In general, tail-call optimization is not guaranteed: see [here][tml] for a
detailed explanation with references. There is a [proposed extension][tce] that
would allow tail-call elimination in certain contexts. The compiler is still
free to optimize tail-calls [when it pleases][sco], however.

[tml]: https://mail.mozilla.org/pipermail/rust-dev/2013-April/003557.html
[sco]: http://llvm.org/docs/CodeGenerator.html#sibling-call-optimization
[tce]: https://github.com/rust-lang/rfcs/pull/81

## No constructors

Functions can serve the same purpose as constructors without adding any
language complexity.

## No copy constructors

Types which implement [`Copy`][copy], will do a standard C-like "shallow copy"
with no extra work (similar to "plain old data" in C++). It is impossible to
implement `Copy` types that require custom copy behavior. Instead, in Rust
"copy constructors" are created by implementing the [`Clone`][clone] trait,
and explicitly calling the `clone` method. Making user-defined copy operators
explicit surfaces the underlying complexity, forcing the developer to opt-in
to potentially expensive operations.

[copy]: core/marker/trait.Copy.html
[clone]: core/clone/trait.Clone.html

## No move constructors

Values of all types are moved via `memcpy`. This makes writing generic unsafe
code much simpler since assignment, passing and returning are known to never
have a side effect like unwinding.

# Syntax

## Macros require balanced delimiters

This is to make the language easier to parse for machines. Since the body of a
macro can contain arbitrary tokens, some restriction is needed to allow simple
non-macro-expanding lexers and parsers. This comes in the form of requiring
that all delimiters be balanced.

## `->` for function return type

This is to make the language easier to parse for humans, especially in the face
of higher-order functions. `fn foo<T>(f: fn(i32): i32, fn(T): U): U` is not
particularly easy to read.

## Why is `let` used to introduce variables?

Instead of the term "variable", we use "variable bindings". The
simplest way for creating a binding is by using the `let` syntax.
Other ways include `if let`, `while let`, and `match`. Bindings also
exist in function argument positions.

Bindings always happen in pattern matching positions, and it's also Rust's way
to declare mutability. One can also re-declare mutability of a binding in
pattern matching. This is useful to avoid unnecessary `mut` annotations. An
interesting historical note is that Rust comes, syntactically, most closely
from ML, which also uses `let` to introduce bindings.
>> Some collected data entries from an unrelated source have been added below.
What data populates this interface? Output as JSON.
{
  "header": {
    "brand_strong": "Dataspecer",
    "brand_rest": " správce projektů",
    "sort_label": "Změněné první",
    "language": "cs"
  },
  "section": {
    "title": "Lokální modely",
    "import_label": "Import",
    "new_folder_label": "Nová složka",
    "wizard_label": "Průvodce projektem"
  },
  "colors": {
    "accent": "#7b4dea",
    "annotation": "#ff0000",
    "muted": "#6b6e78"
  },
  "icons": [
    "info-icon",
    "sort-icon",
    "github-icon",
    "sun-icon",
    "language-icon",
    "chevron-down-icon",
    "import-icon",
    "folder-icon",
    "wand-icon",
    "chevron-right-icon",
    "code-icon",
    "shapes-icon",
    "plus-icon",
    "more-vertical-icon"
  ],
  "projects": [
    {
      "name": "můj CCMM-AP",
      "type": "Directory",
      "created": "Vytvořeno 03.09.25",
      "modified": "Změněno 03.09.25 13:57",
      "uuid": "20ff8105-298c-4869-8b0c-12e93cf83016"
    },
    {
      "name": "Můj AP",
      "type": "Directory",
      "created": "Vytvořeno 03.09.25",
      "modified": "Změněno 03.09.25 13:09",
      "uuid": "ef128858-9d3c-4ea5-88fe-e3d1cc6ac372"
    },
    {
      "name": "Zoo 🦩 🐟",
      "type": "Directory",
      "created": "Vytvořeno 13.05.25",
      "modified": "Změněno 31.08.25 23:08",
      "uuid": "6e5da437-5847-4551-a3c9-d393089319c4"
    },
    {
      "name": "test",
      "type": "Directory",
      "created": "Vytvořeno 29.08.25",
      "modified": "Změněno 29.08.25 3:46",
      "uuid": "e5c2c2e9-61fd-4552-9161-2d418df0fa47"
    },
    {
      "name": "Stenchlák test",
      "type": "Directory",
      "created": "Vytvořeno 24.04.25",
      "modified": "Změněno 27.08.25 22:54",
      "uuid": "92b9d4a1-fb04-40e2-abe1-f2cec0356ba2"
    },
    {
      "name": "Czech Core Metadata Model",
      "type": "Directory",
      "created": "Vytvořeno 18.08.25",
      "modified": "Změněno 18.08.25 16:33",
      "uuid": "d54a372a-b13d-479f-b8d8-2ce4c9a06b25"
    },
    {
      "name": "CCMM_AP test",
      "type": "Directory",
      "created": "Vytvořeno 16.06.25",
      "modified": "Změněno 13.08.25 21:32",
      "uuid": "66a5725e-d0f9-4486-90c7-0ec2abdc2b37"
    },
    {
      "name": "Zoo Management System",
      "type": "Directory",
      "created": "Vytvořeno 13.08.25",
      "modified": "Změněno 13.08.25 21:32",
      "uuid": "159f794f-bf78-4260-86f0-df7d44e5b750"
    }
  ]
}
See also [a long thread][alt] on renaming `let mut` to `var`.

[alt]: https://mail.mozilla.org/pipermail/rust-dev/2014-January/008319.html

## Why no `--x` or `x++`?

Preincrement and postincrement, while convenient, are also fairly complex. They
require knowledge of evaluation order, and often lead to subtle bugs and
undefined behavior in C and C++. `x = x + 1` or `x += 1` is only slightly
longer, but unambiguous.